Last, a note on procedure for using the front panel to verify KT11 address mappings:

The way this works is you select the mapping set you want (in our case, USER I) with the top knob on the console, then toggle in a virtual address, hit "LOAD ADRS", and then when you hit "EXAM" it maps your provided address through the selected set. Under these circumstances, I'll also see the "KERNEL" light go out and the "USER" light light up on the front panel indicating the active mapping set. You can then flip to "PROG PHY" to see the mapped-to physical address. This is not explained very clearly in the handbooks; it took me a little experimentation to figure out how to do it.

Anyway, in our case, I toggle in "10210", and can read out "171610".

February 6

Noel:

In disassembly from 171602, this yields: ...which looks at least like feasible code

The first 4 words, yes, but not the rest. (Oh, and your disassembly is wrong; you used PA addresses, not VA.)

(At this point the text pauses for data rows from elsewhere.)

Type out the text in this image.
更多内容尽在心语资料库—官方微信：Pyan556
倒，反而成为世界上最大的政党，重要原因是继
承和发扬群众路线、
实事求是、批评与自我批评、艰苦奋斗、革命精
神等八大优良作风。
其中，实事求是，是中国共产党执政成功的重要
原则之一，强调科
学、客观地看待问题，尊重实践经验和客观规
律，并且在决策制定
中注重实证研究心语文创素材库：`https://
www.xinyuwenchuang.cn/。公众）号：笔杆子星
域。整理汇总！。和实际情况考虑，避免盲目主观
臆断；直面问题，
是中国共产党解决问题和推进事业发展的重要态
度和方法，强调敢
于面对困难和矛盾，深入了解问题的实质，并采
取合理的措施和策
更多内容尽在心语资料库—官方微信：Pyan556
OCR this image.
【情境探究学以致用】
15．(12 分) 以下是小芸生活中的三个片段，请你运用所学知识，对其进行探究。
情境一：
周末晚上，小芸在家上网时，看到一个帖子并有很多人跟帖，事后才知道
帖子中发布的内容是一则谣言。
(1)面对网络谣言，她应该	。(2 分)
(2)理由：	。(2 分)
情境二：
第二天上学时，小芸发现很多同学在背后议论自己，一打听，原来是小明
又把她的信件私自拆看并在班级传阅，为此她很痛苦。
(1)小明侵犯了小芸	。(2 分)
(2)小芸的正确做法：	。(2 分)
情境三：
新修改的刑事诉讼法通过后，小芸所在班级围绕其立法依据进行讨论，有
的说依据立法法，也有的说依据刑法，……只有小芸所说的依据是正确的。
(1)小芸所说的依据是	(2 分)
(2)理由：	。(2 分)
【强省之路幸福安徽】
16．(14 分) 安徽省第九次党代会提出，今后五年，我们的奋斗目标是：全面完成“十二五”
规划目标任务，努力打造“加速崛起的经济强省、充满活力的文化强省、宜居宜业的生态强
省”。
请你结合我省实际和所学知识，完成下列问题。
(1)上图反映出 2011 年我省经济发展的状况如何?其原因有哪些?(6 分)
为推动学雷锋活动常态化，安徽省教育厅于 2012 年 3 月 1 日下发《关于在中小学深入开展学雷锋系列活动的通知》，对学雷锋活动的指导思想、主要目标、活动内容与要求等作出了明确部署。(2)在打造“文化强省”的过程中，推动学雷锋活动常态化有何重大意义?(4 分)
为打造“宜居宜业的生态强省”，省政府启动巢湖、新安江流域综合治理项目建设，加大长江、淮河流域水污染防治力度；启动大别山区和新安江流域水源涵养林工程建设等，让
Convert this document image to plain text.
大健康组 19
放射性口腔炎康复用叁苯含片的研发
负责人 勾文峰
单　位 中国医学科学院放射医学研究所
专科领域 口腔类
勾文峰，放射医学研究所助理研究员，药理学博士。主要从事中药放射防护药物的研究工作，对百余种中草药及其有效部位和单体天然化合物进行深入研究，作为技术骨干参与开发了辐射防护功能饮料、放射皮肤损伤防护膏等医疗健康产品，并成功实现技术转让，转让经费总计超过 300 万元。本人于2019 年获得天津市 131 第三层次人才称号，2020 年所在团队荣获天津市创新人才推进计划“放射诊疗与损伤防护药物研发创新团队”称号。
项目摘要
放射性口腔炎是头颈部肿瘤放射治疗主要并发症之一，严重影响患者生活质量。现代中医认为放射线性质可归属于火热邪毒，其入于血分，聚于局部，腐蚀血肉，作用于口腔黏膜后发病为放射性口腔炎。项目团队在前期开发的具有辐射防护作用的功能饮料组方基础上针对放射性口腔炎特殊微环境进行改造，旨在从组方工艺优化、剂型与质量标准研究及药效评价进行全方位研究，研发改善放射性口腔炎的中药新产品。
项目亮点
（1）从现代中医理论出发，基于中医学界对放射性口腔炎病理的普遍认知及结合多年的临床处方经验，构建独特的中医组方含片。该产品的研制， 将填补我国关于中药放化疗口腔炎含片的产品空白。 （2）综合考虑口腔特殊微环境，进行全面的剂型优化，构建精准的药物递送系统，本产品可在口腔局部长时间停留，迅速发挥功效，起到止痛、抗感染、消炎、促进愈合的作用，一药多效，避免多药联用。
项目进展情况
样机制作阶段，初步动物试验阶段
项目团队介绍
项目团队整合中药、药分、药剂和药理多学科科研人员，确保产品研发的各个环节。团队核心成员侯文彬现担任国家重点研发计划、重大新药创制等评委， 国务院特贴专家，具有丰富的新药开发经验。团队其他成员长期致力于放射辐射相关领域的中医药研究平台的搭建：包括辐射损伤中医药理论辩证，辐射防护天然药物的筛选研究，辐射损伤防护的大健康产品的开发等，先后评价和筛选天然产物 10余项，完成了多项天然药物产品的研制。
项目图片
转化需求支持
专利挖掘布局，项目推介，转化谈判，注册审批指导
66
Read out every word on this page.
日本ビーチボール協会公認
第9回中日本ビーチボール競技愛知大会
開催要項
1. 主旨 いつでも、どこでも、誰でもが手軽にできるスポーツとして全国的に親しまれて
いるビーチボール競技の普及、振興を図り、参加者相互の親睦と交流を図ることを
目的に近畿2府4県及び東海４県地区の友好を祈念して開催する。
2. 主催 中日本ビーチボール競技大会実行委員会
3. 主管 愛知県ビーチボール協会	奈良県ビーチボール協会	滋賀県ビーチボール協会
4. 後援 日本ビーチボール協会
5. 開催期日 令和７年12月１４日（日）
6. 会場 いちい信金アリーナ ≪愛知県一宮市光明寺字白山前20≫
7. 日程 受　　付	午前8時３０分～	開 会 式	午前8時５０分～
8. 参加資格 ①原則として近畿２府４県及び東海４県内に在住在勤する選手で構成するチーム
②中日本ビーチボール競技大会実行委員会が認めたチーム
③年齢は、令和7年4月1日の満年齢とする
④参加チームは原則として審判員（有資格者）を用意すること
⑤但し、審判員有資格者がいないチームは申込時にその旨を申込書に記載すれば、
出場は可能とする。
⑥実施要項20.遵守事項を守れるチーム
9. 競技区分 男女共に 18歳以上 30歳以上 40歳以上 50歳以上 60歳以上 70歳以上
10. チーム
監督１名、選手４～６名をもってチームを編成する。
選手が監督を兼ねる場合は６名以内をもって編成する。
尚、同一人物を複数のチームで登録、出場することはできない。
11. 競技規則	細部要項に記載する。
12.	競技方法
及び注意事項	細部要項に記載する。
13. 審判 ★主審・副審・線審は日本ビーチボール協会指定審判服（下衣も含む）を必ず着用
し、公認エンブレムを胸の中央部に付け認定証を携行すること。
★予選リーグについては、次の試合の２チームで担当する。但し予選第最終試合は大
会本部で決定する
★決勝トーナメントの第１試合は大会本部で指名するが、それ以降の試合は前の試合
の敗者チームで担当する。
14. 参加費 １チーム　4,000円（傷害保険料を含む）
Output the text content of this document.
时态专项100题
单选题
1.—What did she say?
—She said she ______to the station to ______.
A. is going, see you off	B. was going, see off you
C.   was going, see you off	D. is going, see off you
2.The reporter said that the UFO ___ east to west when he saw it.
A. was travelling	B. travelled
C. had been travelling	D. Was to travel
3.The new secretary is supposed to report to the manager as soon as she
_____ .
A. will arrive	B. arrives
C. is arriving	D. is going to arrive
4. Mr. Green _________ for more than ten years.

But excitingly, that could explain the MM trap, since 16700/16152 at VA: 010210 gives us:
MOV 26364, R0
and that address is in segment 1, which is only 03500 long...

Fritz:

Also, that exact sequence does occur in the ls binary!

From last night:

PA:171600: 016162 004767 000224 000414 016700 016152 016702 016144
PA:171620: 004767 000206 000405 012404 012467 016124 000167 177346

And from an od on bin/ls:

0004220 016162 004767 000224 000414 016700 016152 016702 016144
0004240 004767 000206 000405 012404 012467 016124 000167 177346

All together, this brings us to a significant juncture in the debug effort: the power supply issue has been addressed, and various red herring have been cleared away. Pre-conditions which exactly match the observed fault are apparent. We are left with a single, consistent, and reproducible issue: part of the process address space ends up holding the wrong part of the program text. But how, and why?